In recent years, we’ve grown accustomed to using our phones to make dinner reservations, buy movie tickets, find our way around town and stay connected to our friends on our favorite social networking sites.
Sending a text, downloading a new app or playing a game are ways that we use our phones everyday to improve our lives, and the U.S. State Department has taken notice. The State Department is now using this technology as a tool to promote its mission of fostering diplomacy around the globe.
A recent article on the Washington Post’s Post Tech details the efforts being taken by the State Department:
In Congo, e-mails and text messages are being used to warn women and children of attacking rebels nearby. In sub-Saharan Africa, text messages are instructing people how to take HIV medications. In Iran, an online video from President Obama to Iranians on their new year went viral.
The State Department is taking the technology we use to stay connected to discourage violence, promote mobile banking and build bridges among nations. And though this is an innovative approach, they’ve also had help.
Ali Reza Manouchehri’s company Metro Star Systems was contracted by the State Department to craft mobile phone programs to better inform citizens around the world about America.
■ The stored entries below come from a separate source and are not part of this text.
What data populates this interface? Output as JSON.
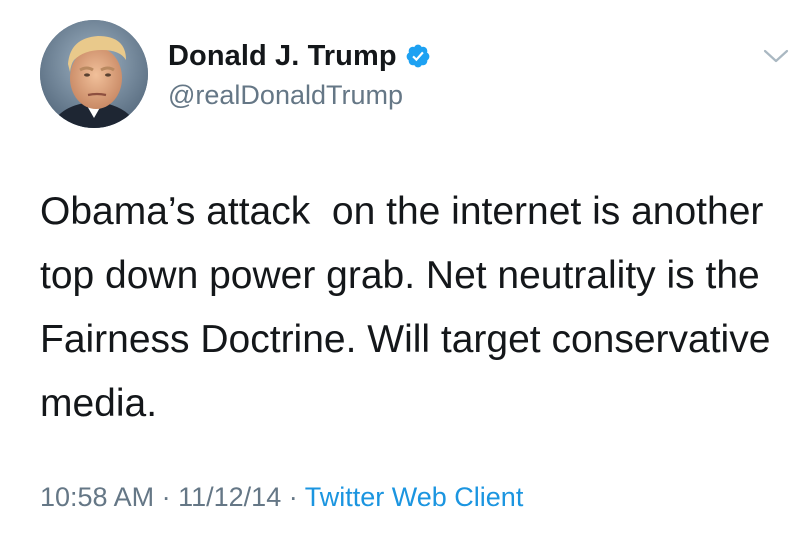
{
  "author": {
    "display_name": "Donald J. Trump",
    "handle": "@realDonaldTrump",
    "verified_icon": "verified-badge-icon",
    "avatar": "profile-photo"
  },
  "tweet": {
    "text": "Obama’s attack  on the internet is another top down power grab. Net neutrality is the Fairness Doctrine. Will target conservative media."
  },
  "meta": {
    "time": "10:58 AM",
    "separator": "·",
    "date": "11/12/14",
    "client": "Twitter Web Client"
  },
  "menu_icon": "chevron-down-icon",
  "colors": {
    "text_primary": "#14171a",
    "text_secondary": "#657786",
    "link": "#1b95e0",
    "verified": "#1da1f2"
  }
}
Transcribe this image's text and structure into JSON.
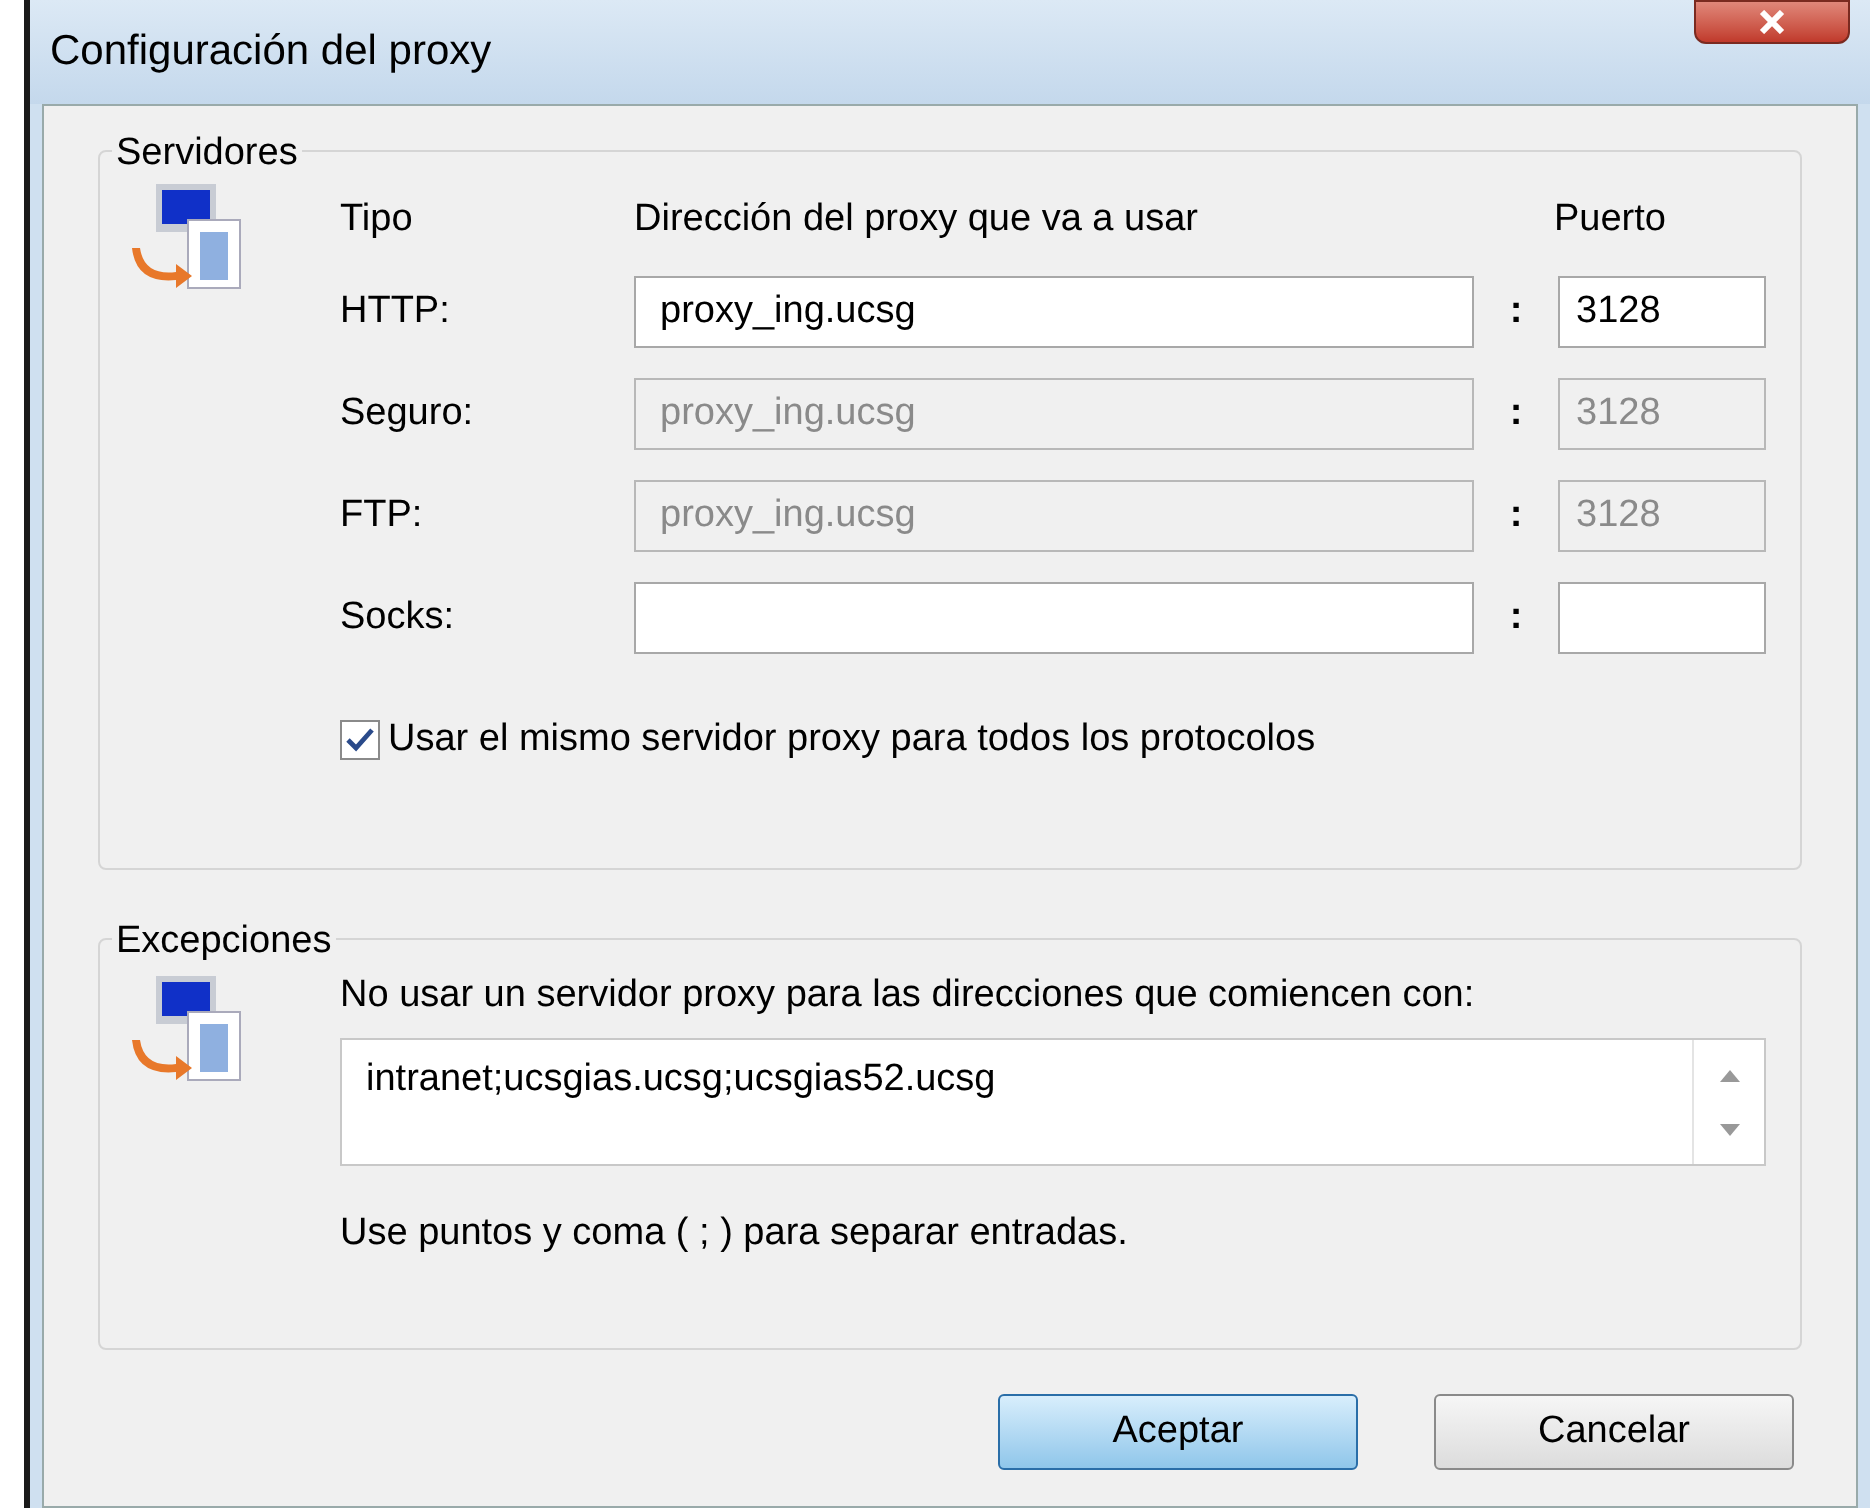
{
  "window": {
    "title": "Configuración del proxy"
  },
  "servers": {
    "legend": "Servidores",
    "columns": [
      "Tipo",
      "Dirección del proxy que va a usar",
      "Puerto"
    ],
    "rows": [
      {
        "label": "HTTP:",
        "address": "proxy_ing.ucsg",
        "separator": ":",
        "port": "3128",
        "disabled": false
      },
      {
        "label": "Seguro:",
        "address": "proxy_ing.ucsg",
        "separator": ":",
        "port": "3128",
        "disabled": true
      },
      {
        "label": "FTP:",
        "address": "proxy_ing.ucsg",
        "separator": ":",
        "port": "3128",
        "disabled": true
      },
      {
        "label": "Socks:",
        "separator": ":",
        "disabled": false
      }
    ],
    "same_proxy": {
      "label": "Usar el mismo servidor proxy para todos los protocolos",
      "checked": true
    }
  },
  "exceptions": {
    "legend": "Excepciones",
    "description": "No usar un servidor proxy para las direcciones que comiencen con:",
    "value": "intranet;ucsgias.ucsg;ucsgias52.ucsg",
    "hint": "Use puntos y coma ( ; ) para separar entradas."
  },
  "buttons": [
    {
      "label": "Aceptar",
      "default": true
    },
    {
      "label": "Cancelar",
      "default": false
    }
  ]
}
Manouchehri said the choice of the mobile phone was only natural thanks to its ubiquity, which includes less-developed countries. Even in a poor household, a family might share a common mobile phone for family use, he said. The hope, Manouchehri says, is to form "spontaneous communities" of people having fun and learning about America, connected around the world via a cellular network.
By using simple technologies like games and text messages, Manouchehri and other creative minds are helping connect cultures and promote better understanding among nations.
Everyday our phones make our lives better – it’s exciting to see how they can make our world better.